Probability Theory

Probability Theory#

This book walks through essential concepts of probability theory with practical examples and aims to make probability theory graspable for roboticists and machine learning engineers.

At the end of this book, you will understand …

Basic terms of probability theory
Random events and how they interact
Quantities of interest in probabilistic modeling
Learning probabilistic models from data
Applying probabilistic models to practical problems

Concepts of Probability#

The first section walks through the essential concepts of probability that lay the foundation to understand modern probabilistic modelling. You should get familiar with the sigma-algebra first. For that, I recommend this book.

The reason why the sigma-algebra is the set of interest for probability theory is, bluntly speaking, knowing the probability of every atomic event is knowing the probability of every possible event. Practically, the sigma-algebra used in real world modeling is always the powerset of some elementary events. While it would be possible to construct a sigma-algebra that is not the powerset of its elementary events, it serves up to everything I have seen so far, no purpose to the real world.

The sigma algebra of interest for practical probabilistic reasoning is the product sigma-algebra. Next, we define the probabilities of events in Definition 1.

Probability Measure#

Definition 1 (Probability Measure)

Let $(E, \Im)$ be a $\sigma$-algebra. A non-negative real function $P \rightarrow \mathbb{R}_{0, +}$ is called a measure if it satisfies the following properties:

$P(\emptyset) = 0$
For any countable sequence $\{A_i \in \Im \}_{i=1,...,}$ of pairwise disjoints sets $A_i \cap A_j = \emptyset$ if $i \neq j, P$ satisfies countable additivity ($\sigma$-additivity):

\[P \left( \bigcup_{i=1}^\infty A_i \right) = \sum_{i=1}^\infty P(A_i)\]
$P(A \cup B) = P(A) + P(B) - P(A,B)$
$P(E) = 1$

The triple $(E, \Im, P)$ is called a probability space.

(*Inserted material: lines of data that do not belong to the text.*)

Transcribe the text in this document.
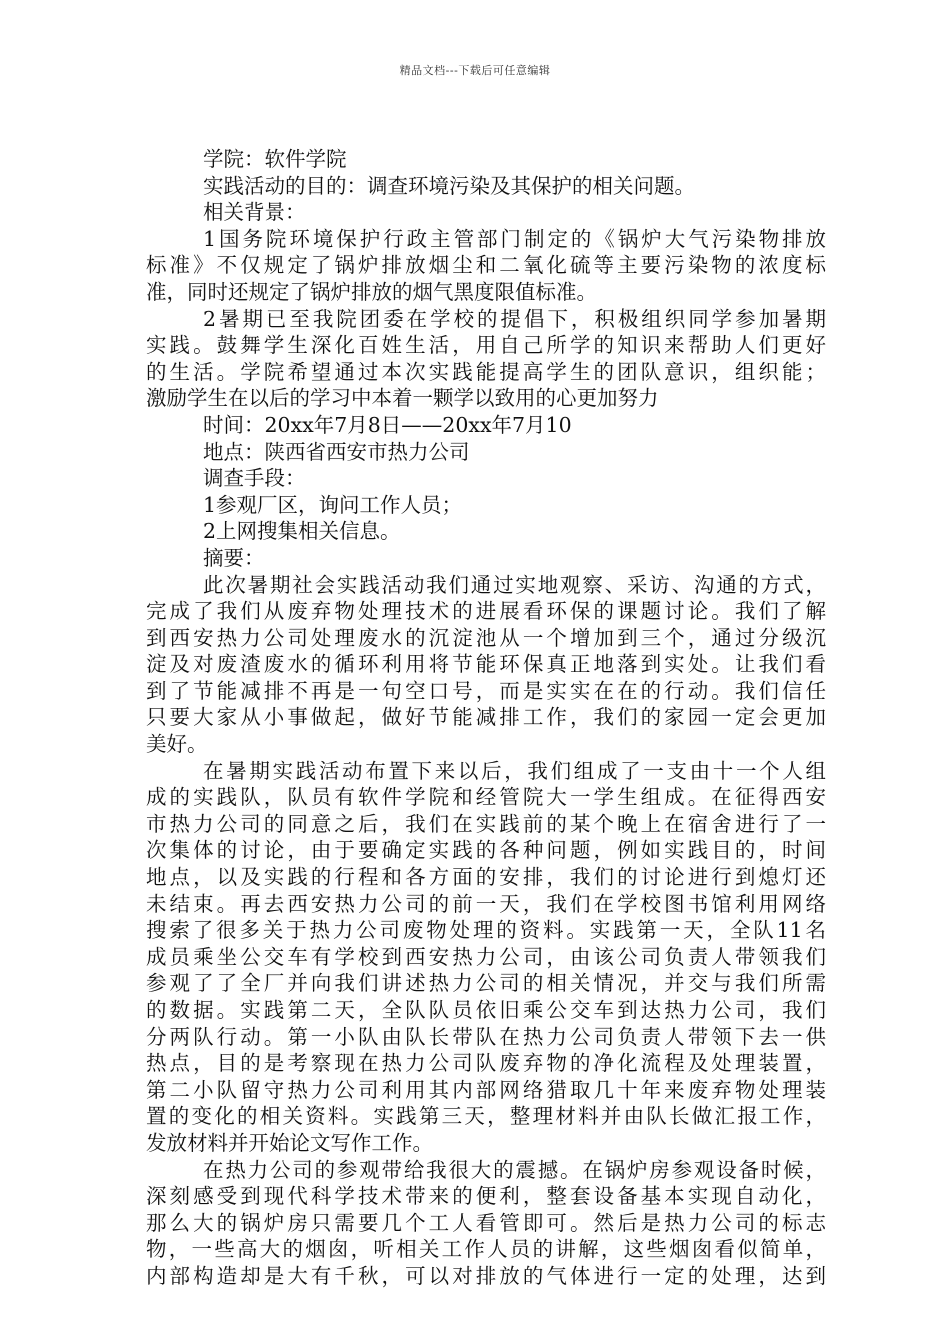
精品文档---下载后可任意编辑
学院：软件学院
实践活动的目的：调查环境污染及其保护的相关问题。
相关背景：
1国务院环境保护行政主管部门制定的《锅炉大气污染物排放
标准》不仅规定了锅炉排放烟尘和二氧化硫等主要污染物的浓度标
准，同时还规定了锅炉排放的烟气黑度限值标准。
2暑期已至我院团委在学校的提倡下，积极组织同学参加暑期
实践。鼓舞学生深化百姓生活，用自己所学的知识来帮助人们更好
的生活。学院希望通过本次实践能提高学生的团队意识，组织能；
激励学生在以后的学习中本着一颗学以致用的心更加努力
时间：20xx年7月8日——20xx年7月10
地点：陕西省西安市热力公司
调查手段：
1参观厂区，询问工作人员；
2上网搜集相关信息。
摘要：
此次暑期社会实践活动我们通过实地观察、采访、沟通的方式，
完成了我们从废弃物处理技术的进展看环保的课题讨论。我们了解
到西安热力公司处理废水的沉淀池从一个增加到三个，通过分级沉
淀及对废渣废水的循环利用将节能环保真正地落到实处。让我们看
到了节能减排不再是一句空口号，而是实实在在的行动。我们信任
只要大家从小事做起，做好节能减排工作，我们的家园一定会更加
美好。
在暑期实践活动布置下来以后，我们组成了一支由十一个人组
成的实践队，队员有软件学院和经管院大一学生组成。在征得西安
市热力公司的同意之后，我们在实践前的某个晚上在宿舍进行了一
次集体的讨论，由于要确定实践的各种问题，例如实践目的，时间
地点，以及实践的行程和各方面的安排，我们的讨论进行到熄灯还
未结束。再去西安热力公司的前一天，我们在学校图书馆利用网络
搜索了很多关于热力公司废物处理的资料。实践第一天，全队11名
成员乘坐公交车有学校到西安热力公司，由该公司负责人带领我们
参观了了全厂并向我们讲述热力公司的相关情况，并交与我们所需
的数据。实践第二天，全队队员依旧乘公交车到达热力公司，我们
分两队行动。第一小队由队长带队在热力公司负责人带领下去一供
热点，目的是考察现在热力公司队废弃物的净化流程及处理装置，
第二小队留守热力公司利用其内部网络猎取几十年来废弃物处理装
置的变化的相关资料。实践第三天，整理材料并由队长做汇报工作，
发放材料并开始论文写作工作。
在热力公司的参观带给我很大的震撼。在锅炉房参观设备时候，
深刻感受到现代科学技术带来的便利，整套设备基本实现自动化，
那么大的锅炉房只需要几个工人看管即可。然后是热力公司的标志
物，一些高大的烟囱，听相关工作人员的讲解，这些烟囱看似简单，
内部构造却是大有千秋，可以对排放的气体进行一定的处理，达到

The probability measure just tells that for non-intersecting sets, you can determine the probability of the union by adding the atomic probabilities. Furthermore, for intersecting sets you have to subtract the intersection because it is added in there twice otherwise. You may realise that in the random events package the composite random event always contains a disjoint union of events. The sigma-additivity is the sole reason for that.

A common way to visually think about those things is through venn diagrams. The size of the objects depicted in the diagrams is proportionate to the probability of the respective event.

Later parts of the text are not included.